Mais au fur et à mesure que la mondialisation/globalisation renforce la concurrence internationale, accroît les profits des firmes multinationales et renforce leur pouvoir au détriment des Etats, sème la guerre entre les travailleurs protégés et ceux qui ne le sont pas, nous rend tous nomades, chamboule l’ordre du monde par son grand déménagement et son grand désordre juridique (selon les mots de Mireille Delmas-Marty), met tout le monde au travail sous peine de mort et enlève le repos aux individus, remplit les mers de porte-conteneurs et les airs d'avions, libère tous les flux en même temps (personnes, marchandises, capitaux, services), unifie tous les modes de vie sur la planète, standardise et détruit la nourriture ainsi que la culture, dérègle le climat, accélère de manière excessive nos vies, nous empêche de profiter des choses simples et belles, met en danger les modes de vie locaux, pouvons-nous encore garder espoir que cette folie collective s’écroule ? Ce monde pourrait-il fonctionner si la démesure ne le caractérisait pas?
En France, tout le monde - ou presque - souhaite le retour de la croissance économique, oubliant gentiment toutes les externalités négatives qu’elle engendre. Une position qui se défend très bien, mais qui empêche de chercher ailleurs. Cette croissance serait, dit-on, le remède à tous nos maux. Espérons juste qu’Aristote ne se retourne pas trop dans sa tombe. L’inventeur de l’économie, pourfendeur de l’usure, était avant tout un amoureux de l’harmonie et de la justice. Si l’idée même est difficile à définir, démontrer que le néo-libéralisme mondial est plus injuste que juste semble couler de source. Il contredit en tous cas l’adage célèbre de notre philosophe grec préféré : « l’argent ne fait pas de petits ».
Qu’elle soit verte, vertueuse, décrite comme durable ou l’inverse, la croissance économique infinie n’existe pas. Quand bien même elle existerait, est-elle souhaitable ? Elle est aussi finie que les ressources de la planète dans lesquelles on puise. Une fois que chaque individu aura acheté deux voitures, lui persuadera-t-on d’en acheter trois afin d’alimenter les rouages de notre modèle de développement ? Dans une société pareille, l’obsolescence programmée, la publicité omniprésente et le crédit pour acheter semblent être le seul horizon indépassable, capable de faire redémarrer le capitalisme. Avec un tel raisonnement, on ne peut que s’étonner que l’école ne soit pas encore privatisée. Dans le prolongement de cette idée, considérer les pays émergents comme de futurs marchés à conquérir s’affirme comme une solution inévitable, pour une Europe vieillissante et déjà très équipée en biens multiples et variés.

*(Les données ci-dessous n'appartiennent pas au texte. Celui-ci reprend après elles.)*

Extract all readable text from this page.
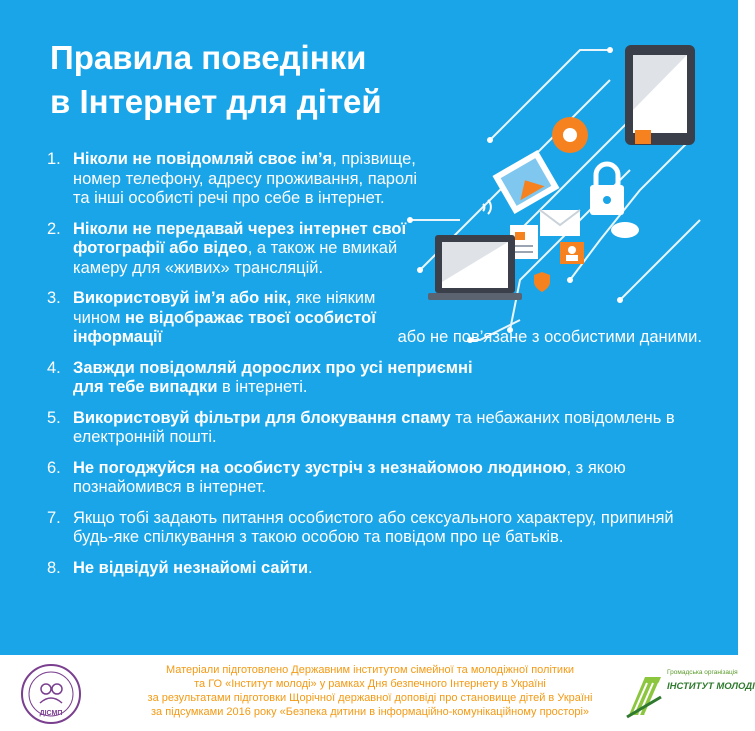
Правила поведінки
в Інтернет для дітей
1. Ніколи не повідомляй своє ім’я, прізвище, номер телефону, адресу проживання, паролі та інші особисті речі про себе в інтернет.
2. Ніколи не передавай через інтернет свої фотографії або відео, а також не вмикай камеру для «живих» трансляцій.
3. Використовуй ім’я або нік, яке ніяким чином не відображає твоєї особистої інформації	або не пов’язане з особистими даними.
4. Завжди повідомляй дорослих про усі неприємні для тебе випадки в інтернеті.
5. Використовуй фільтри для блокування спаму та небажаних повідомлень в електронній пошті.
6. Не погоджуйся на особисту зустріч з незнайомою людиною, з якою познайомився в інтернет.
7. Якщо тобі задають питання особистого або сексуального характеру, припиняй будь-яке спілкування з такою особою та повідом про це батьків.
8. Не відвідуй незнайомі сайти.
ДІСМП
Матеріали підготовлено Державним інститутом сімейної та молодіжної політики
та ГО «Інститут молоді» у рамках Дня безпечного Інтернету в Україні
за результатами підготовки Щорічної державної доповіді про становище дітей в Україні
за підсумками 2016 року «Безпека дитини в інформаційно-комунікаційному просторі»
Громадська організація
ІНСТИТУТ МОЛОДІ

Serions-nous donc bel et bien devenus les producteurs-consommateurs tant décriés par un certain Michel Clouscard en son temps ? Avons-nous fait tant de siècles d’Histoire ensemble pour la voir se tordre de douleur dans les filets de la loi El Khomri ?
Jacques Chirac, Thatcher et Reagan ont su se convertir au libéralisme dans les années 80. Aujourd’hui, nous nous querellons pour savoir s’il vaut mieux être protectionnistes ou favorables au libre-échange, reproduisant le combat qui opposa mercantilistes et physiocrates. Les deux sont des extrémismes. Le néo-libéralisme apparait quant à lui être l’idéologie mère, celle qui structure nos vies autant que nos modes de pensée. Certains auraient-ils peur de se convertir à autre chose qu’à l’argent ?
Nous souhaitons tous atteindre un mode de vie « babylonien », une vie dans laquelle on pense à autre chose qu’à assurer chaque jour sa survie. Cela est inhérent à la nature humaine. De même, l’Homme essayera toujours, par son intelligence, d’améliorer ses conditions de vie.
Aujourd’hui, force est de constater qu’en l’état actuel des choses seule une partie d’entre nous y parvient. Le chômage est une véritable réalité qui s’installe comme un phénomène durable dans notre pays, privant des individus (pas forcément paresseux) de leur potentiel créateur et de leur liberté. Le chômeur est en effet perçu aujourd’hui dans l’imaginaire collectif comme un fainéant et comme un inutile (terme que l’on confond avec inactif = sans emploi rémunéré). Cet individu est handicapé en ce sens qu’il se voit dépendant de l’argent issu du travail des autres et redistribué par l’État sous forme d’aides, comme tout un chacun achète sa liberté avec son travail, et en est donc dépendant pour vivre.
Repenser notre rapport au travail, se demander pour qui et pour quoi on se lève tous les matins, questionner sincèrement l’utilité de nos emplois pour la société sur le long terme, telle semble être la voie ultime du salut et un remède salvateur pour nous guérir de notre aliénation. Car notre crise, bien plus qu’une mauvaise passe économique, semble malheureusement être celle du capitalisme tout entier. Le questionner nous interroge sur nous-même. Pourquoi sommes-nous obligés de travailler toujours plus alors que le progrès devait faire que les machines nous libèrent et nous laissent plus de temps pour les loisirs ?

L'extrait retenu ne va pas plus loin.